Setting Up a Session

First, I SSH in to the compute server, and go to my project directory:

localhost:~$ ssh big-data-monster.cs.txstate.edu
big-data-monster:~$ cd /data/my-project

I then launch a tmux session to contain my analysis & allow me to split my session into multiple terminals:

big-data-monster:~$ tmux

I typically split my tmux into two panes with Ctrl+B ". Once this is done, Ctrl+B o will jump between panes.

In one pane, I start the notebook server:

big-data-monster:~$ jupyter notebook

In the other pane, I launch ngrok; watch the notebook server's output to see the port to use:

big-data-monster:~$ ngrok http 8888

Once this is done, ngrok will give you a URL to connect to; connect to the HTTPS version, and you have your notebook! Jupyter will prompt you for a token; enter the token (the part after ?token= in your Jupyter console output). If you don't have the token handy, start another terminal pane and run jupyter notebook list.

Benefits and Rationale

One of the big benefits of this setup is that it doesn't require administering additional server software. Access control is handled entirely by the system's SSH daemon, authentication, and file system permissions.
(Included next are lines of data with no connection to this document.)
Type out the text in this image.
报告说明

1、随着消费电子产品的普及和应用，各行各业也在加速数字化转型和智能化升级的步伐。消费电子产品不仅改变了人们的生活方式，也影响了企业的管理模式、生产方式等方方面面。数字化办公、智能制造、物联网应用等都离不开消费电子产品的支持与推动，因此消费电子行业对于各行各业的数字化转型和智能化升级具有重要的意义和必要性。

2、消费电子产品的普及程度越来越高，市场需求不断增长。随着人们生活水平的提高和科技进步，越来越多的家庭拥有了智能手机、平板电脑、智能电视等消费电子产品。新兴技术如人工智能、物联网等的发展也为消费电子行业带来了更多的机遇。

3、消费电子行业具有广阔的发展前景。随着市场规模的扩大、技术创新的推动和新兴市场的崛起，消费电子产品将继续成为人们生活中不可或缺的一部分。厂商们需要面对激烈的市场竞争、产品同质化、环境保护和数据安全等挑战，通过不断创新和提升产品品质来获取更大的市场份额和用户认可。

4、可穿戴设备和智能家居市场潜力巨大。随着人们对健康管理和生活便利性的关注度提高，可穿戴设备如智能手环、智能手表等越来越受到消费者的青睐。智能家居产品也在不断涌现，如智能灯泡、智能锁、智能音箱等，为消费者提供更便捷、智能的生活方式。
Users with accounts on the compute server can spin up their own notebooks, with their own Python and/or R environments, and perform their analysis with minimal need for sysadmin support.

Using ngrok instead of plain SSH tunnels allows me to build the tunnel after the fact, without having to anticipate what port will be available for my network server. When several users share a compute server, Jupyter will automatically pick an available port. I set up the ngrok tunnel after the notebook server is running, so I can tunnel whatever port it found.
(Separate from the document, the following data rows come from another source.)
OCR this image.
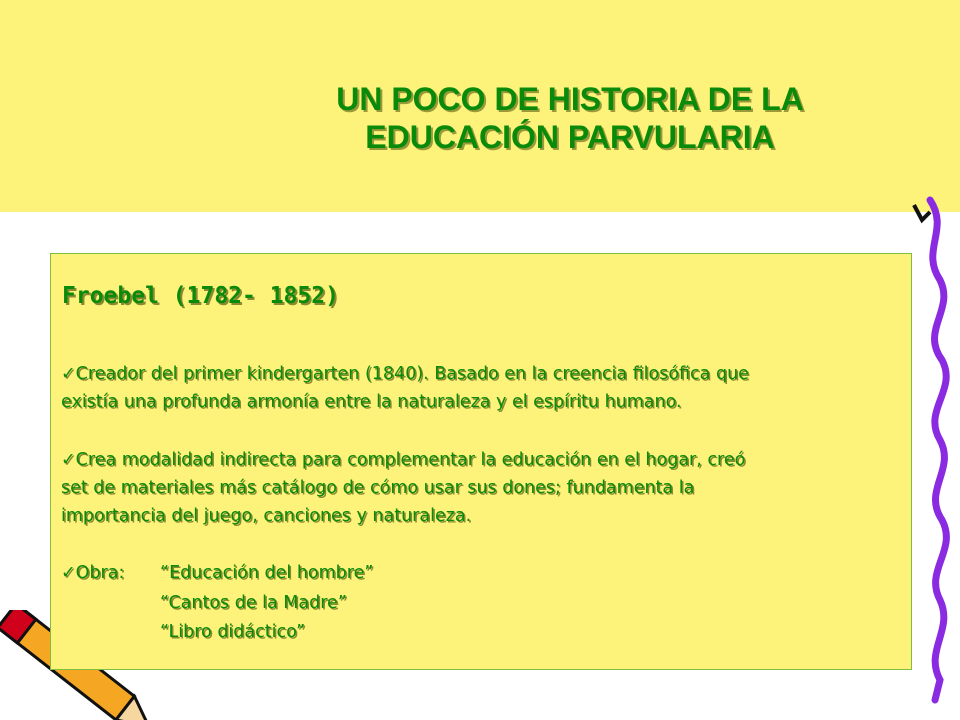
UN POCO DE HISTORIA DE LA
EDUCACIÓN PARVULARIA
Froebel (1782- 1852)
✓Creador del primer kindergarten (1840). Basado en la creencia filosófica que
existía una profunda armonía entre la naturaleza y el espíritu humano.
✓Crea modalidad indirecta para complementar la educación en el hogar, creó
set de materiales más catálogo de cómo usar sus dones; fundamenta la
importancia del juego, canciones y naturaleza.
✓Obra: “Educación del hombre”
“Cantos de la Madre”
“Libro didáctico”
Also, ngrok is easier to set up than multi-hop tunnels when connecting through a bastion host.

This setup is secure enough for most of our work. For an analysis with sensitive human subjects data, however, I may drop ngrok and do the extra work to set up a plain SSH tunnel for the notebook server.

Alternatives to ngrok

ngrok is not the only source of this service; if you want something that does not require account, try serveo:

ssh -R 443:localhost:8888 serveo.net

It will print out the URL you can connect to, and the rest proceeds just like logging in with ngrok.

Advanced Setup: Per-Project Environments

Conda, the Anaconda/Miniconda package manager, has a useful concept of environments that allows you to have multiple installations of Python, R, and libraries and switch between them on a per-project basis. If each environment has notebook installed, then this setup method starts a notebook server that's using the software environment set up for that project.

I combine this with the wonderful direnv, which I've been using for a while to improve my shell environment setup.

I have the following in ~/.direnvrc:

use_conda() {
    source activate "$1"
}

I then put the following in the .envrc file for a particular project:

use conda doascience

When I cd into the experiment directory, the direnv shell hooks will automatically activate the proper Conda environment, and running Jupyter will spin up a notebook server with that project's requirements.